Joana Bonet
Salen de la cárcel a pesar de que, si las condenas se sumaran, se pudrirían en ellas. Las fotos de recién liberados (debería analizarse la iconografía que acompaña a quien sale de la cárcel: la sonrisa borrosa, la indumentaria de estudiante, la bolsa de deporte con lo que resume treinta años entre rejas, la comparsa obligada de los familiares…) están estos días en primera plana. Salen, pero no están arrepentidos. Ese es el gusano que carcome a los familiares de padres y hermanos asesinados por ETA o de las mujeres -hasta 78 violó Antonio García Carbonell- que no han podido deshabitar el miedo ni un solo día de sus vidas.
La mayoría de presos que han pertenecido a ETA, incluso los que se han desradicalizado, aseguran que “no se arrepienten de nada absolutamente”. Así lo afirma en el libro Patriotas de la muerte la mayor parte de sus 70 antiguos militantes que entrevistó el catedrático de Ciencia Política y experto en terrorismo Fernando Reinares. “Satisfecho”, “orgulloso”, esos son los sentimientos predominantes en los terroristas. También insisten en el “contexto histórico” y utilizan a menudo la coletilla “el precio que debía pagarse”. Para ellos su lógica continúa vigente y no se permiten cuestionarse lo que significa acabar con una vida.
En un principio -y pienso en Foucault- las cárceles modernas surgieron como instituciones disciplinarias con el objetivo principal de separar al criminal de la sociedad, por ser un peligro público. Pronto se le añadió a este argumento un componente fundamental: el delincuente pagaba, no directamente a las familias de sus víctimas sino, simbólicamente, al conjunto de individuos por el daño causado. Trabajaba, se formaba, encontraba su utilidad. Y, tras haber cumplido su condena y haberse reeducado, quedaba exento de toda culpa y podía reemprender una nueva vida, algo que con los años se ha demostrado, en la mayoría de los casos, una auténtica utopía.

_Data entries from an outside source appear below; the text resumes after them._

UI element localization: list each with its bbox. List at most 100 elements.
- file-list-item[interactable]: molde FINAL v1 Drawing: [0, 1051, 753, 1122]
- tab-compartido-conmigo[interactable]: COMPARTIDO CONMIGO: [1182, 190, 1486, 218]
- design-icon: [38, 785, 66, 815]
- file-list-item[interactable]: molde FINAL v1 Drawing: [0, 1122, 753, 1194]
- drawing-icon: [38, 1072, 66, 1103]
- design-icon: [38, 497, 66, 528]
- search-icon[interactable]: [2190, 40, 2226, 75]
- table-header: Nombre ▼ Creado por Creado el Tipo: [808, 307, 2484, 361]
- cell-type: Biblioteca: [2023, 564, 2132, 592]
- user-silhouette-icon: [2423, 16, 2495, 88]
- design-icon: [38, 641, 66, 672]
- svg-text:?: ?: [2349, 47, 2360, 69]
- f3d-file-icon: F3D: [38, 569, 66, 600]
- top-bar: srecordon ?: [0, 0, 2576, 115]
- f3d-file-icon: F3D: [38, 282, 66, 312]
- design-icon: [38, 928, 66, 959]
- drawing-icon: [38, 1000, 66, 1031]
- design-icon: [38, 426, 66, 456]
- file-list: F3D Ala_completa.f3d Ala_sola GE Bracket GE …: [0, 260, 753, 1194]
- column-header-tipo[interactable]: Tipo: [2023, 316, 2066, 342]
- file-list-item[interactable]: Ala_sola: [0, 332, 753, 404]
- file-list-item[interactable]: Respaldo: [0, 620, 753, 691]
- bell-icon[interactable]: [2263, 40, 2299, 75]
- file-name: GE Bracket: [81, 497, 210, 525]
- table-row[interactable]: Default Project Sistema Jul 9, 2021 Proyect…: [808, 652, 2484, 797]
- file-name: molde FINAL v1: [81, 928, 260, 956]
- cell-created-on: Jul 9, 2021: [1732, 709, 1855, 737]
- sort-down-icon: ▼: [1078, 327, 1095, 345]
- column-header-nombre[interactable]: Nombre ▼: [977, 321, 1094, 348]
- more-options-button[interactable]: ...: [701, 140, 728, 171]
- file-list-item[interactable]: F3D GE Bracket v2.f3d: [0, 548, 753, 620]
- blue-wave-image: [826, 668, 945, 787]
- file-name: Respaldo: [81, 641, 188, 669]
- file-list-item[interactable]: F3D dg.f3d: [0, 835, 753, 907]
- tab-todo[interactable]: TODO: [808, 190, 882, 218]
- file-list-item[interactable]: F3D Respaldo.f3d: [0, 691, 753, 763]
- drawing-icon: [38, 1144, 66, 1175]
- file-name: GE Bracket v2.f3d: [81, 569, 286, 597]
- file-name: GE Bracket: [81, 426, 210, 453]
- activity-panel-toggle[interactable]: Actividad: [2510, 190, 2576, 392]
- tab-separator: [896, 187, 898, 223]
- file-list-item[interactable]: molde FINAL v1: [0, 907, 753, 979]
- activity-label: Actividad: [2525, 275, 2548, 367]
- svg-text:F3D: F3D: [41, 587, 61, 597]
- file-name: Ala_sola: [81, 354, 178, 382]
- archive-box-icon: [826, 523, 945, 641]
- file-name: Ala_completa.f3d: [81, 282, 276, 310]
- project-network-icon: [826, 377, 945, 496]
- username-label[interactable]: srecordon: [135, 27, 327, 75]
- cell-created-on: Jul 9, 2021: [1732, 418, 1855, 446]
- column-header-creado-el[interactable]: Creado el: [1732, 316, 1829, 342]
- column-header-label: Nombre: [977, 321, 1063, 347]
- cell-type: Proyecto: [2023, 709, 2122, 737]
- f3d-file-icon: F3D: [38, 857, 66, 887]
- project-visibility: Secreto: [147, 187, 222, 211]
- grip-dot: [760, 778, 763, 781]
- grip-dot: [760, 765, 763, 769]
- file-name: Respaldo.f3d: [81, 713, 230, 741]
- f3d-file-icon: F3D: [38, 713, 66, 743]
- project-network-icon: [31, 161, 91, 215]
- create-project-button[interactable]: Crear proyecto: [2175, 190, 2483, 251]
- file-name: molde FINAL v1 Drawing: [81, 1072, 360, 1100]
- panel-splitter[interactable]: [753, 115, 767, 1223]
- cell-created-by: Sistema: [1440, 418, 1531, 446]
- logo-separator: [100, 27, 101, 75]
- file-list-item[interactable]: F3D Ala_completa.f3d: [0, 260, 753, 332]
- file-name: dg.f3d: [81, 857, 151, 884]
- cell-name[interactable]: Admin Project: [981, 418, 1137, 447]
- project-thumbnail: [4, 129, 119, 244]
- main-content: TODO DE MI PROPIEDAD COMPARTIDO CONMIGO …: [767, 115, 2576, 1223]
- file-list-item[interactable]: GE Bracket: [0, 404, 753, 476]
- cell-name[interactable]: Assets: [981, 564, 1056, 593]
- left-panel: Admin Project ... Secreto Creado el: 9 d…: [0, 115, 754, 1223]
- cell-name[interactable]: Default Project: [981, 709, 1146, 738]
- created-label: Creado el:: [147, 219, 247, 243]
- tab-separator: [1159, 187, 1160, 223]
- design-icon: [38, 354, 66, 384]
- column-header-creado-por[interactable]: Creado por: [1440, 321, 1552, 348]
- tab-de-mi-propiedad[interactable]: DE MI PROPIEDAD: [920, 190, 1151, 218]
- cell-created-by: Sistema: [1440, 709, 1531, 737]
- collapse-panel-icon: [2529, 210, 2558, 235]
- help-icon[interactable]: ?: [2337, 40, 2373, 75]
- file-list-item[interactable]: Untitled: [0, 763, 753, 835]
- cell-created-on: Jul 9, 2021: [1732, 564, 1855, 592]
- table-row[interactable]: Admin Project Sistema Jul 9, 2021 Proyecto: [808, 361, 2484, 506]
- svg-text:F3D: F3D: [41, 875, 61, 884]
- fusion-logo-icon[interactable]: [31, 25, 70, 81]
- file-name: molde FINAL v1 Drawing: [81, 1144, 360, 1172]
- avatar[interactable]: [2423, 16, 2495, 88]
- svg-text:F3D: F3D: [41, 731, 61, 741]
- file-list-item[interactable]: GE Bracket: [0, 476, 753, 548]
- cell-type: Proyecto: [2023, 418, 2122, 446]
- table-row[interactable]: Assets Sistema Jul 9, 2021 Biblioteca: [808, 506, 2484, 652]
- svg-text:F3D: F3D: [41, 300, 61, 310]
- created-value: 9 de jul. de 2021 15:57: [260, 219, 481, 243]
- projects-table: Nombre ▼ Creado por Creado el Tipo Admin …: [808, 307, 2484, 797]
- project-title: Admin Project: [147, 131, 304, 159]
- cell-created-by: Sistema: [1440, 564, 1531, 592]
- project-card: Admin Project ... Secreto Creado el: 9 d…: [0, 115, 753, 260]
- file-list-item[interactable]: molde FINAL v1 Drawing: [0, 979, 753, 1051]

Hoy en nuestro país hay 159 presos por cada 100.000 habitantes. Vivimos en una sociedad cada vez menos violenta gracias al progreso, pero aumenta la población reclusa a causa del fracaso de nuestra política penitenciaria: los presupuestos menguan, se denuncian falta de asistencia médica y abandono de programas de reinserción… España es el país con más presos de Europa Occidental. De la misma forma que para solucionar un problema lo primero es reconocerlo, parece lógico que para expiar una culpa haya que empezar por arrepentirse. Pero ese razonamiento tan sólo es moral. El culpable, según Spinoza, no puede arrepentirse porque estaría expresando su voluntad de desligar su persona de la acción de la que, sin embargo, se considera causa. “Nadie podrá arrepentirse de una acción que haya sido incorporada a la trama de su propia personalidad”, encuentro en un diccionario filosófico en una entrada sobre la culpa. O sea, la muerte en vida. Aunque ya sean zombis.